I think the limit is in the maintenance of the btree with the rather random UUIDs in (hour,config_id,sensor_id). I constantly change it, its written out and has to be re-read.
I am wondering, if there is another approach. Basically i want uniqueness for (hour,config_id,sensor_id,event_id) and then a quick lookup per (hour,config_id,sensor_id).
I am considering removal of the unique index and only having an index over (hour,config_id,sensor_id). And then providing the uniqueness on the reader side. But it may slow down the reading, as the event_id can no longer be delivered via the index, when i lookup via (hour,config_id,sensor_id). It has to access the actual row to get the event_id.
Or i provide uniqueness via a hash index.
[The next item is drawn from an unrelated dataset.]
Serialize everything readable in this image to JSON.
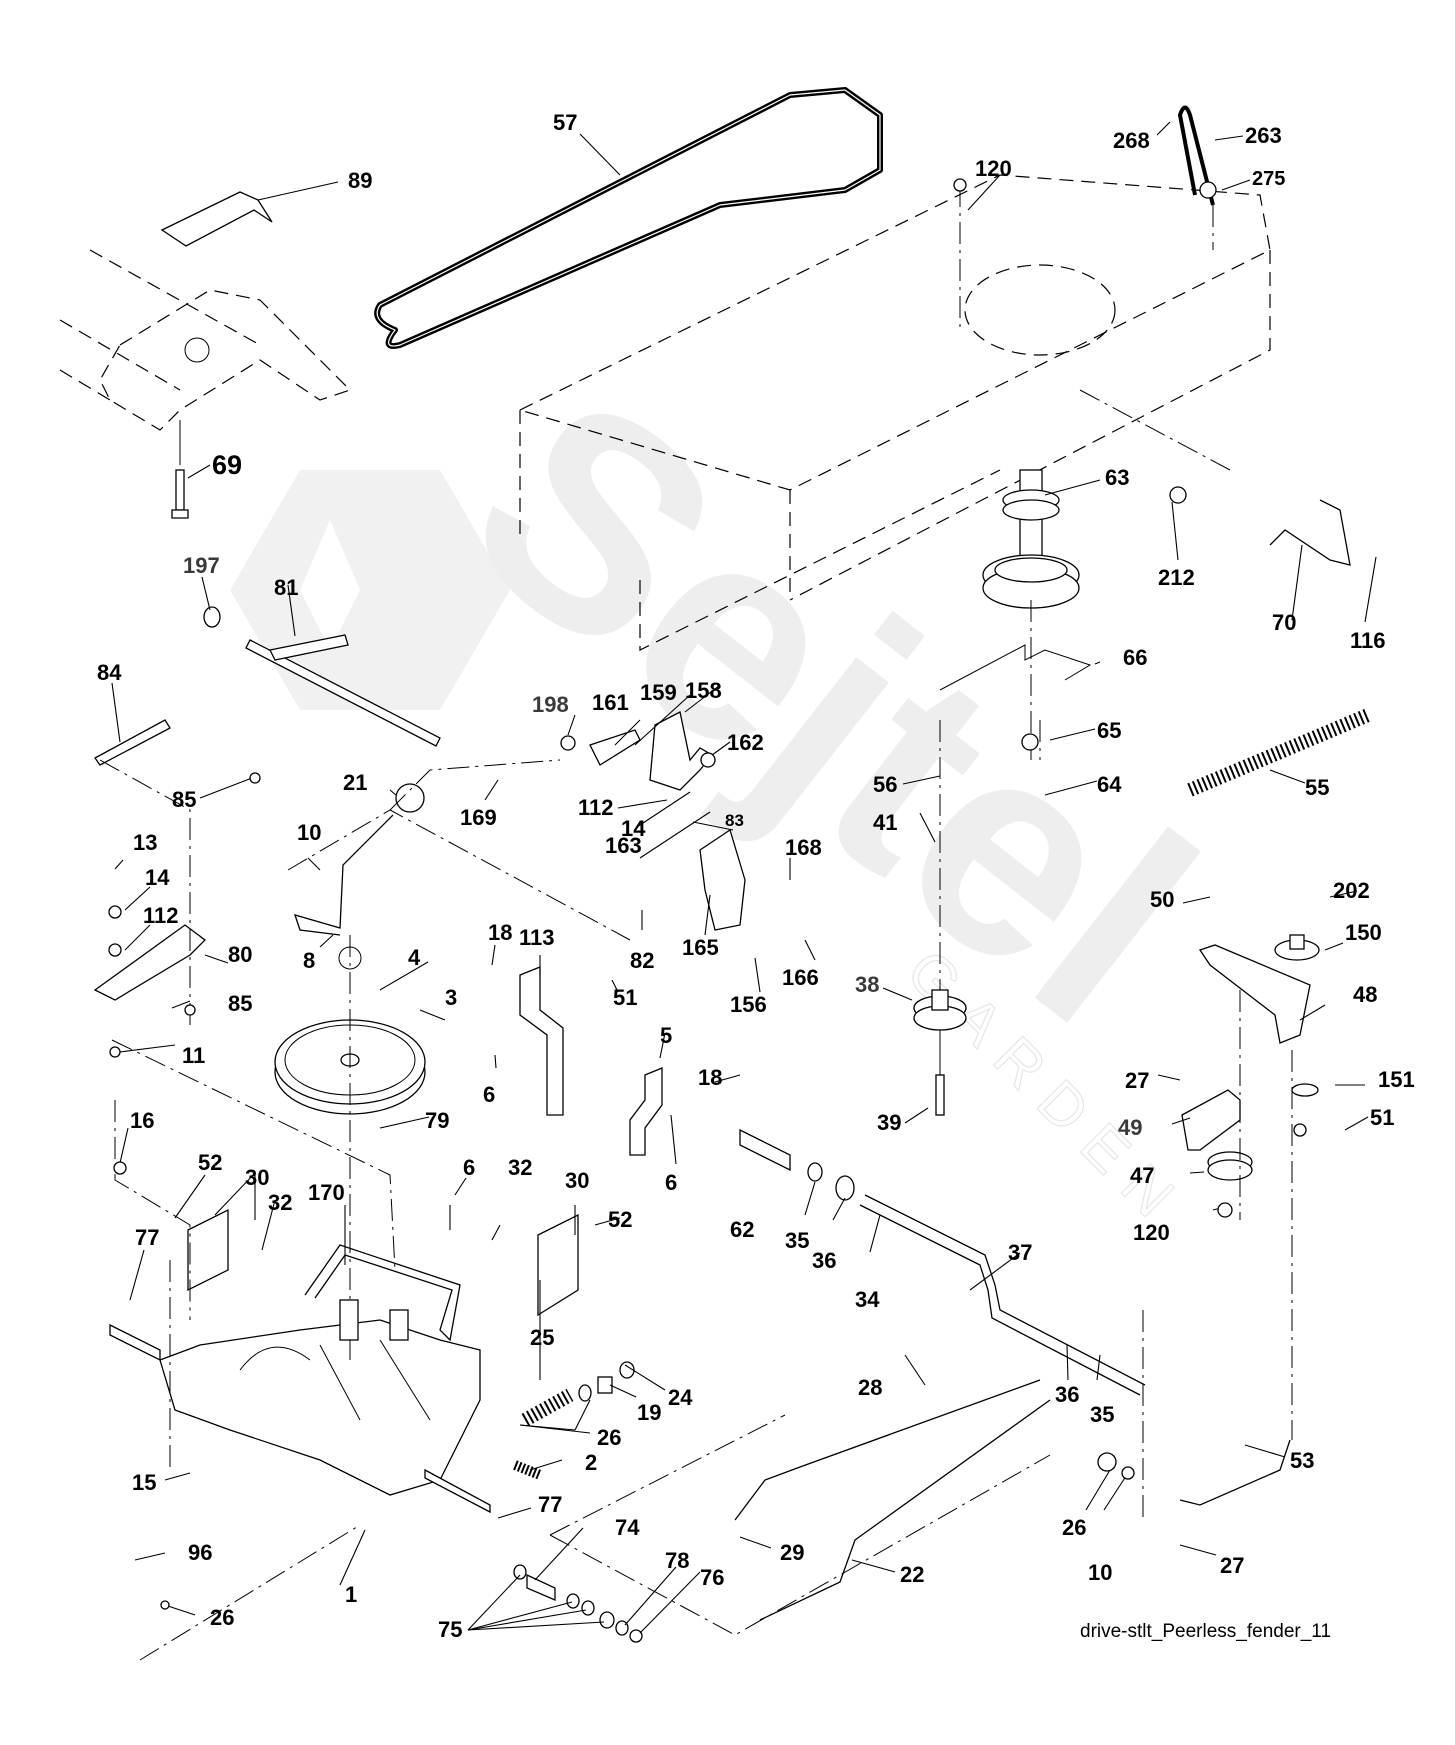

Any other ideas are welcome!
Thank you.
When you do the insert, you should specify an ORDER BY which matches the index of the table being inserted into:
INSERT INTO measurement_y2019m12d04
SELECT * FROM tmp_measurement_y2019m12d04T02_12345
order by hour, config_id, sensor_id, event_id
Only if this fails to give enough improvement would I consider any of the other options you list.
Hash indexes don't provide uniqueness. You can simulate it with an exclusion constraint, but I think they are less efficient. Exclusion constraints do support DO NOTHING, but not support DO UPDATE. So as long as your use case does not evolve to want DO UPDATE, you would be good on that front, but I still doubt it would actually solve the problem. If your bottleneck is IO from updating the index, hash would only make it worse as it is designed to scatter your data all over the place, rather than focus it in a small cacheable area.
You also mention parallel processing. For inserting into the temp table, that might be fine. But I wouldn't do the INSERT...SELECT in parallel. If IO is your bottleneck, that would probably just make it worse. Of course if IO is no longer the bottleneck after my ORDER BY suggestion, then ignore this part.